Therefore, how to make the abstract concept of trust more concrete — not limited to conceptual analysis and written description, but able to be digitalized, structured, and even AI-driven — is the focus of this article. Using insurance planning as the scenario, the views on trust and the final constructed “trust framework” in this text were developed through strategic, dialogue-based prompting with OpenAI’s GPT-4, combined with existing theories and logical reasoning. Although these views and results are based on current research and theory, their combination and application in different scenarios still carry originality and innovation. I encourage readers to think critically about these viewpoints, and to consider how they might apply to more diverse real-world situations.
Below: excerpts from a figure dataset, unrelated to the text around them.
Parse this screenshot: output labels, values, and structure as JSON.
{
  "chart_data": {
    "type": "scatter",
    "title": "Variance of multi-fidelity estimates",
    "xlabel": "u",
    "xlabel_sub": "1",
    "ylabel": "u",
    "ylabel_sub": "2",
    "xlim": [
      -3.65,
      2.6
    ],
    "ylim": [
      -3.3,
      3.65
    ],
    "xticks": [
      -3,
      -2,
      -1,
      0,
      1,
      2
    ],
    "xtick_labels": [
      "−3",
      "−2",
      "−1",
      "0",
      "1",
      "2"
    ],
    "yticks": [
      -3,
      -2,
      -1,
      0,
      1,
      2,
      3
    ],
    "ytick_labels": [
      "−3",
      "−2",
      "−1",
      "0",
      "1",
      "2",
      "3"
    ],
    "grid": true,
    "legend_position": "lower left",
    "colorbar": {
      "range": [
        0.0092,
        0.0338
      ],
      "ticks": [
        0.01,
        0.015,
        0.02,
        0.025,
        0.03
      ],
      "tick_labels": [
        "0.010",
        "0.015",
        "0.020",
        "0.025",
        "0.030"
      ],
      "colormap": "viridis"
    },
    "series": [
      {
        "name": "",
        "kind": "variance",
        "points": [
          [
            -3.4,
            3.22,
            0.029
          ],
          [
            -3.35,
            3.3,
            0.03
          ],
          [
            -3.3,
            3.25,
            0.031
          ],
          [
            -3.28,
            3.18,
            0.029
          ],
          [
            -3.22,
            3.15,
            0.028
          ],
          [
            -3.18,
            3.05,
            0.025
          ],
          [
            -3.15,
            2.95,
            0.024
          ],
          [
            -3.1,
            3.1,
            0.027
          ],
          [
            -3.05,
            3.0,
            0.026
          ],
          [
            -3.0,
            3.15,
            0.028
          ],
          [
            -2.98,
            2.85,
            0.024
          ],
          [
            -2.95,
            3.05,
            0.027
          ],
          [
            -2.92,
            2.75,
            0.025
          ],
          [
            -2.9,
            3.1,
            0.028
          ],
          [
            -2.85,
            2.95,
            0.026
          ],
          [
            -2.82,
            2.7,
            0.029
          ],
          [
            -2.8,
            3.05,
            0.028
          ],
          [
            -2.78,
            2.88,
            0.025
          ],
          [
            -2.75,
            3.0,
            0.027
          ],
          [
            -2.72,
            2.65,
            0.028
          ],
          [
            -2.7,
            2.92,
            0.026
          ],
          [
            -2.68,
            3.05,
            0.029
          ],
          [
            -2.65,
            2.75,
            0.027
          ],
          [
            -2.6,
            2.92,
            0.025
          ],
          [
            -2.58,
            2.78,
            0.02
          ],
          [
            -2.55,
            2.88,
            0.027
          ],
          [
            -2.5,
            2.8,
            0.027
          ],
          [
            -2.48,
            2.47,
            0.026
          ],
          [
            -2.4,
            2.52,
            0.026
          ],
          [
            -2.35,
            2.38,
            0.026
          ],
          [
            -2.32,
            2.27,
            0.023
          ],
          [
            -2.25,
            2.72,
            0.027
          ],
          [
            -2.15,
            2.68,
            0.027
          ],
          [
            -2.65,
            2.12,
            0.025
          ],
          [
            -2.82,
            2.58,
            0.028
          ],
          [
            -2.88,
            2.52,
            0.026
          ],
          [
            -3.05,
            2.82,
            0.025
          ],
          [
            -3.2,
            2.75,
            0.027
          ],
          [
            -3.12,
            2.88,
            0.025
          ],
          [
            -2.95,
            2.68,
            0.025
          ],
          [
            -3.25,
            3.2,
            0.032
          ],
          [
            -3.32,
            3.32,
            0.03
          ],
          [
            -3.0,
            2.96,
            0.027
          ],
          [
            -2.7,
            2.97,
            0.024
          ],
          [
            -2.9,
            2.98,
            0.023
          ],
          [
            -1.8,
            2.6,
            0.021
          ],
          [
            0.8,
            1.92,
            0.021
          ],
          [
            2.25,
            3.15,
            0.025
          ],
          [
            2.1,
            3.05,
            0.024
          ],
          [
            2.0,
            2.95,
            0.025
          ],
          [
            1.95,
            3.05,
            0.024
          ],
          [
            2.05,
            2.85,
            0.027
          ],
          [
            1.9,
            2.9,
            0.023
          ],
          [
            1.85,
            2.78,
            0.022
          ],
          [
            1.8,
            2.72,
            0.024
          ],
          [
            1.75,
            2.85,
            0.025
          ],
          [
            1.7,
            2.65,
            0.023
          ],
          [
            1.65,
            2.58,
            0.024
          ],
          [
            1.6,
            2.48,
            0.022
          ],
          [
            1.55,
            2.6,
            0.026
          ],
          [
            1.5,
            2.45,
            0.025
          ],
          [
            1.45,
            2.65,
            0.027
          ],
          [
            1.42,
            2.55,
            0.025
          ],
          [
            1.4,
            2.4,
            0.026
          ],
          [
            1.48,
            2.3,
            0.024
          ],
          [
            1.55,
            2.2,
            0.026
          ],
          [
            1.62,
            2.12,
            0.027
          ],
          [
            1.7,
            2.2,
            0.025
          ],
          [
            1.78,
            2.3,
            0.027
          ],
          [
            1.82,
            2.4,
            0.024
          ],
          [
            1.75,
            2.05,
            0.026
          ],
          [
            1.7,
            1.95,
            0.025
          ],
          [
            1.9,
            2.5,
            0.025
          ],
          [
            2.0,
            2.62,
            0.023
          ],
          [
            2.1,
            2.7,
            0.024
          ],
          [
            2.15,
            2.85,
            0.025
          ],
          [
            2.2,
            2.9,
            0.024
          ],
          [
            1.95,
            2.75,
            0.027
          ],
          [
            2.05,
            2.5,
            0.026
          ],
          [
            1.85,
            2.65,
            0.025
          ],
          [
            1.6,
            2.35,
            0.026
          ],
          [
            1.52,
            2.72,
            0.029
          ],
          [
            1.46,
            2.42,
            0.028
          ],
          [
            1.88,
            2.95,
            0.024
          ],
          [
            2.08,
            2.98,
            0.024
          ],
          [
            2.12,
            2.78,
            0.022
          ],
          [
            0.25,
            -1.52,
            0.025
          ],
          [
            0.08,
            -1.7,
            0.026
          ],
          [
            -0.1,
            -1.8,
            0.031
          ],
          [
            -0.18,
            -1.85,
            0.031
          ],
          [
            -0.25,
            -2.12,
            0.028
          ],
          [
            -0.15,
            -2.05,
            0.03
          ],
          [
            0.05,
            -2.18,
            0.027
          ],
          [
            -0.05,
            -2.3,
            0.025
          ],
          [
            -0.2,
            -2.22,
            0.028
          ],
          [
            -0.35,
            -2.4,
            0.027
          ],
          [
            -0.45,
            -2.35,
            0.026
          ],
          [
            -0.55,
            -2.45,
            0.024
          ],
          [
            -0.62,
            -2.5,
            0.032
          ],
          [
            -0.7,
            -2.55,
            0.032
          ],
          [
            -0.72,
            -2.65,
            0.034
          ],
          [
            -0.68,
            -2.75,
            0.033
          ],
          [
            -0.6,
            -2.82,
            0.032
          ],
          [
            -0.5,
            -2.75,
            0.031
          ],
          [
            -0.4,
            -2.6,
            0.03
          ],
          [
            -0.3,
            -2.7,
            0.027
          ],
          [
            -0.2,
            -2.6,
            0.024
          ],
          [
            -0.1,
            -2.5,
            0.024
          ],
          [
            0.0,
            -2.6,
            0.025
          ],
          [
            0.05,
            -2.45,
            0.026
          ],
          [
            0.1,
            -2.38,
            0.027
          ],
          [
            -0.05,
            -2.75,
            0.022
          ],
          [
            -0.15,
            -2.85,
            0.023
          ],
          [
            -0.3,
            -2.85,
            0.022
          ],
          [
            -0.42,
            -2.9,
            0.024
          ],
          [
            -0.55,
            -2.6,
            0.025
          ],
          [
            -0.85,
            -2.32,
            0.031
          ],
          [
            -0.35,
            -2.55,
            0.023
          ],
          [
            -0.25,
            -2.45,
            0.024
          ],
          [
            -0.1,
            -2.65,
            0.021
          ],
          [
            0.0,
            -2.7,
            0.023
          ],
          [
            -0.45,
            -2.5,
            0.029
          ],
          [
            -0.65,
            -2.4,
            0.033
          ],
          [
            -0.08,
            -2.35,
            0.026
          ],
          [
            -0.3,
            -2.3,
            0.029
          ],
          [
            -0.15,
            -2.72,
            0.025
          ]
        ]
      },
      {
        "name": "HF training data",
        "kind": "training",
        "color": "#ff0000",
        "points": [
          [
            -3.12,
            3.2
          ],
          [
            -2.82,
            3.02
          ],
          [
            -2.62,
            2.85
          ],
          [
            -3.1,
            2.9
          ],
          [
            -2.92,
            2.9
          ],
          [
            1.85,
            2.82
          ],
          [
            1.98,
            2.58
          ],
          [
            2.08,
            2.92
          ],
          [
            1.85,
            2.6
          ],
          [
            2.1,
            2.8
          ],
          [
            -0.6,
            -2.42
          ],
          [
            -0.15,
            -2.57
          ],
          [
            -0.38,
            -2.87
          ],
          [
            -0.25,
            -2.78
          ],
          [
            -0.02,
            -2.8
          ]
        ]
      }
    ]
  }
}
Furthermore, this highly experimental attempt does not fully cover all relevant knowledge and needs and still requires further exploration and validation by professionals.
This article includes two types of visual inserts to distinguish between human prompts and AI responses:
- Gray background with black text represents the prompts or instructions I provided to the AI.
- Blue background with blue text represents the AI’s responses.
These visual cues are designed to help readers follow the flow of interaction and better understand how the trust framework was co-developed through iterative dialogue.
To support this exploration, the article includes 12 visual inserts that document the process of building a trust framework through iterative dialogue with AI. These visuals are not standalone illustrations—they form a clear and progressive logic path for understanding how trust can be made AI-driven. From conceptual exploration to quantification, from system design to scenario-based application, each figure contributes to a modular and adaptable trust framework. Together, they demonstrate how AI can not only execute trust logic, but also participate in shaping, adjusting, and contextualizing it across different environments.
Below is an overview of the entire process of “building the trust framework.”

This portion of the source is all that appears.